Eduard Sarapiy

Personal information
- Full name: Eduard Yevhenovych Sarapiy
- Date of birth: 12 May 1999 (age 27)
- Place of birth: Zaporizhzhia, Ukraine
- Height: 1.86 m (6 ft 1 in)
- Position: Centre-back

Team information
- Current team: Polissya Zhytomyr
- Number: 5

Youth career
- 2005–2010: Metalurh Zaporizhzhia
- 2010–2016: Dynamo Kyiv

Senior career*
- Years: Team / Apps / (Gls)
- 2016–2017: Tavria-Skif Rozdol / 11 / (0)
- 2017–2021: Metalurh Zaporizhzhia / 86 / (31)
- 2021–2023: Metalist Kharkiv / 16 / (1)
- 2022–2023: → Dnipro-1 (loan) / 29 / (5)
- 2023–2024: Dnipro-1 / 27 / (1)
- 2024–: Polissya Zhytomyr / 51 / (8)

International career^{‡}
- 2016: Ukraine U17 / 2 / (0)
- 2026–: Ukraine / 3 / (0)

= Eduard Sarapiy =

Ukrainian footballer

Eduard Yevhenovych Sarapiy (Едуард Євгенович Сарапій; born 12 May 1999) is a Ukrainian professional footballer who plays as a centre-back for Polissya Zhytomyr and the Ukraine national team.

==Club career==
===Early years===
Born in Zaporizhzhia, Sarapiy began his youth career at the local Metalurh Zaporizhzhia academy. In 2010, he moved to the Dynamo Kyiv academy.
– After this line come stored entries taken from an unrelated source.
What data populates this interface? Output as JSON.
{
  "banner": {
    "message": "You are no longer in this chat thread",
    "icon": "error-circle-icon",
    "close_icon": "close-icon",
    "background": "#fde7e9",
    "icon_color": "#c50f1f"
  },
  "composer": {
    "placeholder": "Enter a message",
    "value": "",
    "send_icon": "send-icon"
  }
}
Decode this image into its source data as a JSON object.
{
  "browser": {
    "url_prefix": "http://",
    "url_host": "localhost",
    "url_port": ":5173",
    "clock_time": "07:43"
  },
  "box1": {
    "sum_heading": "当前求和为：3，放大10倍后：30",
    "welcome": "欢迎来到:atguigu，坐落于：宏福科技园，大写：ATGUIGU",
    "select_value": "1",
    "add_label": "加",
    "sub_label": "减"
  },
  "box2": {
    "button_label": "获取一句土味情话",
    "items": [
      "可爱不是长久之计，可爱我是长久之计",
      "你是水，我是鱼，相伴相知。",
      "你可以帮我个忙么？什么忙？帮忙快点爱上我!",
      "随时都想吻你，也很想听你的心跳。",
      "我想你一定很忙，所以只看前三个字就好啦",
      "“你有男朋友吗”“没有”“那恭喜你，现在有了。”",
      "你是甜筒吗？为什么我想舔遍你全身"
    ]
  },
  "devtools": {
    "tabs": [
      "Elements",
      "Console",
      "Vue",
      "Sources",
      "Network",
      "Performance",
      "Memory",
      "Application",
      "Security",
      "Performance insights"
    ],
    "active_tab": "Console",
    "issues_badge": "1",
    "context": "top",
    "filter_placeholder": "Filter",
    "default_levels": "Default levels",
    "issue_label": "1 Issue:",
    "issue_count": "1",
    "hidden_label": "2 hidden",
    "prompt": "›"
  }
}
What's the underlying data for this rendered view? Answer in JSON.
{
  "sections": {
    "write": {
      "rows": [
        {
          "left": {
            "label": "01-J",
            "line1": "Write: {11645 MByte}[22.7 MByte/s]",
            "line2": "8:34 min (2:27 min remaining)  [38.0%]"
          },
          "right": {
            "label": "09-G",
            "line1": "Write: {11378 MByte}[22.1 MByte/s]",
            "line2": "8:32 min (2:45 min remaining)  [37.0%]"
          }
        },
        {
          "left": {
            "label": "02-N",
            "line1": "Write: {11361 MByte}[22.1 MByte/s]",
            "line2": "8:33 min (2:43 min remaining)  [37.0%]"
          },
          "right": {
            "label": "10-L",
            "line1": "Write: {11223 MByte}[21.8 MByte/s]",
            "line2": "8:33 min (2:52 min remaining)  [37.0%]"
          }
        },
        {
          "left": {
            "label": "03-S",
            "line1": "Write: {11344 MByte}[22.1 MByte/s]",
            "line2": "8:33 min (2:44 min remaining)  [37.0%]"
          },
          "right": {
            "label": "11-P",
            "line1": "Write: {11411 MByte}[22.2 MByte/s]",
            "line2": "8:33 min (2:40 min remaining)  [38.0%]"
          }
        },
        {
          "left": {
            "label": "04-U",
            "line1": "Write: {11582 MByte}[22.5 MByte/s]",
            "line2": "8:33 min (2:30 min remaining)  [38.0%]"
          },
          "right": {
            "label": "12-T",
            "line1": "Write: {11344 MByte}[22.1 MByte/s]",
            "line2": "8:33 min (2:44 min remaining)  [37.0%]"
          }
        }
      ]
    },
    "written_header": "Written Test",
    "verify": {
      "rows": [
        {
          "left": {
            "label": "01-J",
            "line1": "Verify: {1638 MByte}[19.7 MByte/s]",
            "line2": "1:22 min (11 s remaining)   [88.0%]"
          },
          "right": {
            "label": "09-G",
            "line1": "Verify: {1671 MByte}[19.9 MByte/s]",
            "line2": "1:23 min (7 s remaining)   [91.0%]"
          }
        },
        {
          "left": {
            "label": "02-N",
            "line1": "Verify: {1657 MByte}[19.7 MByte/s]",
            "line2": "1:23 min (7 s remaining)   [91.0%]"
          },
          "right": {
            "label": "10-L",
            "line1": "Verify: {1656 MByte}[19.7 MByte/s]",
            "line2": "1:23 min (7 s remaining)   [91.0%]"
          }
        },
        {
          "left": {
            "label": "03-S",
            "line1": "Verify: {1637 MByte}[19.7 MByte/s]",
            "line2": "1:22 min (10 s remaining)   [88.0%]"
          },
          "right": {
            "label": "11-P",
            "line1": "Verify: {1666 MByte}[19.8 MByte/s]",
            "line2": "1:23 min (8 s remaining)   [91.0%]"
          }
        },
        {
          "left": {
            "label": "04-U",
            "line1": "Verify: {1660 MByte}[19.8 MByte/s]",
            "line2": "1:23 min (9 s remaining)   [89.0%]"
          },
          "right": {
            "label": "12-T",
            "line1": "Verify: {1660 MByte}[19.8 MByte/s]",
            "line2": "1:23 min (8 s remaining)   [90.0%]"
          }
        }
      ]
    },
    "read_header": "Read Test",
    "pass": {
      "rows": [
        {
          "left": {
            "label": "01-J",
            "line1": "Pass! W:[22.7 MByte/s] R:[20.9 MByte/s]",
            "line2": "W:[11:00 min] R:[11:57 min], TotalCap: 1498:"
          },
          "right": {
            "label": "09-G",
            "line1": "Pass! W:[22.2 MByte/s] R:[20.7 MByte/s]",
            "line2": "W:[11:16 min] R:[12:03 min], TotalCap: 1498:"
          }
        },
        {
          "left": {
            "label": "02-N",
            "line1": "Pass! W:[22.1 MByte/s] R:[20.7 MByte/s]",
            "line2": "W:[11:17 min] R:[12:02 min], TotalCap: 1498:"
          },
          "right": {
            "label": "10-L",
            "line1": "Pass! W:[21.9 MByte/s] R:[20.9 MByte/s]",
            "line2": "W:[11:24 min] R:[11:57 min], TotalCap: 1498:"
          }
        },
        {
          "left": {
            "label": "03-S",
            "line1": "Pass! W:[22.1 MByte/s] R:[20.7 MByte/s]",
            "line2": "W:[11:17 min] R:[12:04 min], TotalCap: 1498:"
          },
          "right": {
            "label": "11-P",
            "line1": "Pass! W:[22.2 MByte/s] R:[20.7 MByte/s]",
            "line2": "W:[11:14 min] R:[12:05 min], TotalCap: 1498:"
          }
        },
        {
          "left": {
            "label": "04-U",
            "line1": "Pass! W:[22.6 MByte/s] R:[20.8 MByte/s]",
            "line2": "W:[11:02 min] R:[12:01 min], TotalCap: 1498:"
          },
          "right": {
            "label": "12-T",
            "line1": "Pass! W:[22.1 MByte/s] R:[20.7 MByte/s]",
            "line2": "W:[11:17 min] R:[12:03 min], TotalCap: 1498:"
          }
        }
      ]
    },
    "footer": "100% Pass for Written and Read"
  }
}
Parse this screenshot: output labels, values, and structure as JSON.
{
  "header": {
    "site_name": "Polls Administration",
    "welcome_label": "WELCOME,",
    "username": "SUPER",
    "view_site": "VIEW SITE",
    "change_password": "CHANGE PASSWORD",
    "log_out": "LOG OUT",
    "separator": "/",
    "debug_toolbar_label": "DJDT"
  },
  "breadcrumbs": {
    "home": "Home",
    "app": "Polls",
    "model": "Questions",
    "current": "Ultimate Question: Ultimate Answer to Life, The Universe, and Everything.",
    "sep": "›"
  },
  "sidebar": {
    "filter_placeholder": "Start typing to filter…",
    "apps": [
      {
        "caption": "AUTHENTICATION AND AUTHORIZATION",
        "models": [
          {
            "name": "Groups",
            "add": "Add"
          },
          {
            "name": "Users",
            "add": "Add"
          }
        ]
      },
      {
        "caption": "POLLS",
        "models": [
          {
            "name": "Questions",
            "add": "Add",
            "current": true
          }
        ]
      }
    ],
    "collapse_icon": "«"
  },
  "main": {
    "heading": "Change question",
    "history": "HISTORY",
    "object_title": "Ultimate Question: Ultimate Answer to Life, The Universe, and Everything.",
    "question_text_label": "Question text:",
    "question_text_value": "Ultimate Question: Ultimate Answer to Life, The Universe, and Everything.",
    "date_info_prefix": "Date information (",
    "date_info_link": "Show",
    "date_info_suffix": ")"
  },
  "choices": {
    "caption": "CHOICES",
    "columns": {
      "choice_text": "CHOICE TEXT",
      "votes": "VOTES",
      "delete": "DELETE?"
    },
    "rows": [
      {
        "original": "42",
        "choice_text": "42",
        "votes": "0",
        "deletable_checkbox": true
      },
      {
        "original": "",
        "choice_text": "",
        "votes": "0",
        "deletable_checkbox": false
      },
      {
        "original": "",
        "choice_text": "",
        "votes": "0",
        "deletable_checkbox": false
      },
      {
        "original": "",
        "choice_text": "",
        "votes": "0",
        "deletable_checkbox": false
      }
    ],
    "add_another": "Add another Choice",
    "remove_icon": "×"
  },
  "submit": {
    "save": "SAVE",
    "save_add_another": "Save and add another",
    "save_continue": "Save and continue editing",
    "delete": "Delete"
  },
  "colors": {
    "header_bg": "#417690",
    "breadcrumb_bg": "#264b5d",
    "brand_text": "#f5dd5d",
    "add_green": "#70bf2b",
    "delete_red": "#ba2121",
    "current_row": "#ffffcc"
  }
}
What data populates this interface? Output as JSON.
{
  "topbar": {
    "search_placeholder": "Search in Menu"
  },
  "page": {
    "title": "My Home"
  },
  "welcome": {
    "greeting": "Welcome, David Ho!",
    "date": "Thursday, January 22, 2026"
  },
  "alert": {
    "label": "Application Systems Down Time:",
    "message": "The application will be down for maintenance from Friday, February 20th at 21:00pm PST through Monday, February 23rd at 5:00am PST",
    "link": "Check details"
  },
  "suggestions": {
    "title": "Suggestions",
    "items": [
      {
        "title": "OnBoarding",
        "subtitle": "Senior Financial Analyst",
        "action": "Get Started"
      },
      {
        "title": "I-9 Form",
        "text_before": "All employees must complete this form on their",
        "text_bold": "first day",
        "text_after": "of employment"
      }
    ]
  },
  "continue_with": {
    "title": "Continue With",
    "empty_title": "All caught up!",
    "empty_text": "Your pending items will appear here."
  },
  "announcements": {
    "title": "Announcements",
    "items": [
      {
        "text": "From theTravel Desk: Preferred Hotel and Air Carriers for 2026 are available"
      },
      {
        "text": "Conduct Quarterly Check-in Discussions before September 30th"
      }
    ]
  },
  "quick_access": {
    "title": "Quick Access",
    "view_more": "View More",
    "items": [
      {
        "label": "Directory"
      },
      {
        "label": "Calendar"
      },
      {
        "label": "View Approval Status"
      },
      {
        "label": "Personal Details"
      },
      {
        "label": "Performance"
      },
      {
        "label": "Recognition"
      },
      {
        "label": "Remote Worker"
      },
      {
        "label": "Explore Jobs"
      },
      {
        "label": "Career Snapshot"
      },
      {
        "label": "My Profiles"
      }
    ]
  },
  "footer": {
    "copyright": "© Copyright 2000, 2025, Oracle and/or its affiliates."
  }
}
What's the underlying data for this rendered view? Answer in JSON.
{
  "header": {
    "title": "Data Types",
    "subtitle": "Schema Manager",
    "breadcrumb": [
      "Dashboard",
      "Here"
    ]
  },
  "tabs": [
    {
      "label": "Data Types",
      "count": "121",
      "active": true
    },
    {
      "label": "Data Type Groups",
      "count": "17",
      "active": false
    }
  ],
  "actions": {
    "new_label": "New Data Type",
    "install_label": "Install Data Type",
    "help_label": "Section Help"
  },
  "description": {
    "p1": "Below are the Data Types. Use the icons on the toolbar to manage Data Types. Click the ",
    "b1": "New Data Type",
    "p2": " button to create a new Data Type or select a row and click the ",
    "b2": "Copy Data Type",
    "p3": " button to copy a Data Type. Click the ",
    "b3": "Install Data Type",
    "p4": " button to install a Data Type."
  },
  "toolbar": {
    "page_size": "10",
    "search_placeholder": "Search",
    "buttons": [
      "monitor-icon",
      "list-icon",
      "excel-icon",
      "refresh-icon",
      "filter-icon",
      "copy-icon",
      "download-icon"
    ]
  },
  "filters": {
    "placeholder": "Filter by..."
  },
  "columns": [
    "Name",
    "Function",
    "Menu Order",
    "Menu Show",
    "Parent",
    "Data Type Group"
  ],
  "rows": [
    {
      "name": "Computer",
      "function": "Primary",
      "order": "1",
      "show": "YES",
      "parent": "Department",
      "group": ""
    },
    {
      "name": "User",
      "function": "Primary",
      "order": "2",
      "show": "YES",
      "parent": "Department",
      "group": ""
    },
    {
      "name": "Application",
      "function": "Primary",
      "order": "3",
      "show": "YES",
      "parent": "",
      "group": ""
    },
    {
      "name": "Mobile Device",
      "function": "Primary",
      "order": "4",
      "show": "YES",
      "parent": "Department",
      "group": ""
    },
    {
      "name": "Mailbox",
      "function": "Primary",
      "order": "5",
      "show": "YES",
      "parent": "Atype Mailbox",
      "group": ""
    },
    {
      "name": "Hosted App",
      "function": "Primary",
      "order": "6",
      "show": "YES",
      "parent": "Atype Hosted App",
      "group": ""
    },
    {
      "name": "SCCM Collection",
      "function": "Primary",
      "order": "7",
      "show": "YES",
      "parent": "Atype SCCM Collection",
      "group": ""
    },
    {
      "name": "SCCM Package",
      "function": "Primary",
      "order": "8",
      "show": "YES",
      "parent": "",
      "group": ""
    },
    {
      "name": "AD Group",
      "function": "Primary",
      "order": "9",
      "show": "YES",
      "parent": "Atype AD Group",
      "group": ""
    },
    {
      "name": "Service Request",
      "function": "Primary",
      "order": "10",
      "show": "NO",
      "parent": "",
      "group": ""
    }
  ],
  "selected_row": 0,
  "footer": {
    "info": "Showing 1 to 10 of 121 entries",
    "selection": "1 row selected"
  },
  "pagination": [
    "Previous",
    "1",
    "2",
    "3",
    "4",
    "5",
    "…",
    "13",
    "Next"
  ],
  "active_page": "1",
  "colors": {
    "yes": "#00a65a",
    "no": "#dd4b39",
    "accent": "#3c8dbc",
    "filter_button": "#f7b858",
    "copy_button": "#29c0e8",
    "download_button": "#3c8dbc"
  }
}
===Metalurh Zaporizhzhia===
In 2017 he returned to Metalurh Zaporizhzhia in the Ukrainian Second League.

===Metalist Kharkiv===
In 2021 he transferred to Metalist Kharkiv in the Ukrainian First League.

====Loan to Dnipro-1====
The following year he went on loan to Dnipro-1 in the Ukrainian Premier League. He made his debut for Dnipro on 28 August 2022, scoring a goal in a 3–0 victory over Dynamo Kyiv.

==International career==
Sarapiy made two appearances for the Ukraine national under-17 football team in 2016. In September 2022, he was called up for the first time to the Ukraine national football team ahead of UEFA Nations League matches against Armenia and Scotland, but he did not appear in either match.